Dee*_*Two 7 apache-spark spark-structured-streaming spark-checkpoint
我正在测试环境中运行Spark结构化流。有时会由于找不到某个检查点文件而导致作业失败。
原因之一可能是kafka主题的保留时间很短。但是我已经添加.option("failOnDataLoss", "false")到SparkSession中。
我对火花检查点有一些基本的了解。我想如果删除检查点目录,应该将其恢复。但是正如我测试的那样,一旦发生此错误,删除目录就无济于事。我需要使用其他检查点目录进行修复。
删除检查点目录的任何原因都不起作用?还是有一种方法/选项可以帮助避免此错误?
diagnostics: User class threw exception: org.apache.spark.sql.streaming.StreamingQueryException: Job aborted due to stage failure: Task 4 in stage 1.0 failed 4 times, most recent failure: Lost task 4.3 in stage 1.0 (TID 14, master-testspark.runspark.com, executor 2): java.lang.IllegalStateException: Error reading delta file consumer-cp3/state/0/4/1.delta of HDFSStateStoreProvider[id = (op=0, part=4), dir = consumer-cp3/state/0/4]: consumer-cp3/state/0/4/1.delta does not exist
at org.apache.spark.sql.execution.streaming.state.HDFSBackedStateStoreProvider.org$apache$spark$sql$execution$streaming$state$HDFSBackedStateStoreProvider$$updateFromDeltaFile(HDFSBackedStateStoreProvider.scala:410)
at org.apache.spark.sql.execution.streaming.state.HDFSBackedStateStoreProvider$$anonfun$org$apache$spark$sql$execution$streaming$state$HDFSBackedStateStoreProvider$$loadMap$1$$anonfun$6.apply(HDFSBackedStateStoreProvider.scala:362)
at org.apache.spark.sql.execution.streaming.state.HDFSBackedStateStoreProvider$$anonfun$org$apache$spark$sql$execution$streaming$state$HDFSBackedStateStoreProvider$$loadMap$1$$anonfun$6.apply(HDFSBackedStateStoreProvider.scala:359)
at scala.Option.getOrElse(Option.scala:121)
at org.apache.spark.sql.execution.streaming.state.HDFSBackedStateStoreProvider$$anonfun$org$apache$spark$sql$execution$streaming$state$HDFSBackedStateStoreProvider$$loadMap$1.apply(HDFSBackedStateStoreProvider.scala:359)

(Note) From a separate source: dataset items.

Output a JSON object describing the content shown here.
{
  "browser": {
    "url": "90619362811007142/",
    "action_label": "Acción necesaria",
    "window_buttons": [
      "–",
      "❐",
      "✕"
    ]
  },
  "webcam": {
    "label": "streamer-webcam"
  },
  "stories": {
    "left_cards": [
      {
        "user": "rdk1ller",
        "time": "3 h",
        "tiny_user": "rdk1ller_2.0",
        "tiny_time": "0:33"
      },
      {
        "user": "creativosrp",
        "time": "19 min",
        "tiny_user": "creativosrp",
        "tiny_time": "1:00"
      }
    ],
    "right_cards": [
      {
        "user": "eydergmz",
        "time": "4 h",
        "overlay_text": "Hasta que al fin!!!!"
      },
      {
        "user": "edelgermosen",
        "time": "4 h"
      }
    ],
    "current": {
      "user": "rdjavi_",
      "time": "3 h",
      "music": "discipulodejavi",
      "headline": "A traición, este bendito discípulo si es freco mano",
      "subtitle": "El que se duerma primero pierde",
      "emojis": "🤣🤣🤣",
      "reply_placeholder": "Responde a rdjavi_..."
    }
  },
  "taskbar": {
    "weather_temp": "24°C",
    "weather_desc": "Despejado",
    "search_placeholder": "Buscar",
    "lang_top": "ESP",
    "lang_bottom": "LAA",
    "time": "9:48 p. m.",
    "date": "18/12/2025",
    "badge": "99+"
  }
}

at org.apache.spark.sql.execution.streaming.state.HDFSBackedStateStoreProvider$$anonfun$org$apache$spark$sql$execution$streaming$state$HDFSBackedStateStoreProvider$$loadMap$1.apply(HDFSBackedStateStoreProvider.scala:358)
at scala.Option.getOrElse(Option.scala:121)
at org.apache.spark.sql.execution.streaming.state.HDFSBackedStateStoreProvider.org$apache$spark$sql$execution$streaming$state$HDFSBackedStateStoreProvider$$loadMap(HDFSBackedStateStoreProvider.scala:358)
at org.apache.spark.sql.execution.streaming.state.HDFSBackedStateStoreProvider.getStore(HDFSBackedStateStoreProvider.scala:265)
at org.apache.spark.sql.execution.streaming.state.StateStore$.get(StateStore.scala:200)
at org.apache.spark.sql.execution.streaming.state.StateStoreRDD.compute(StateStoreRDD.scala:61)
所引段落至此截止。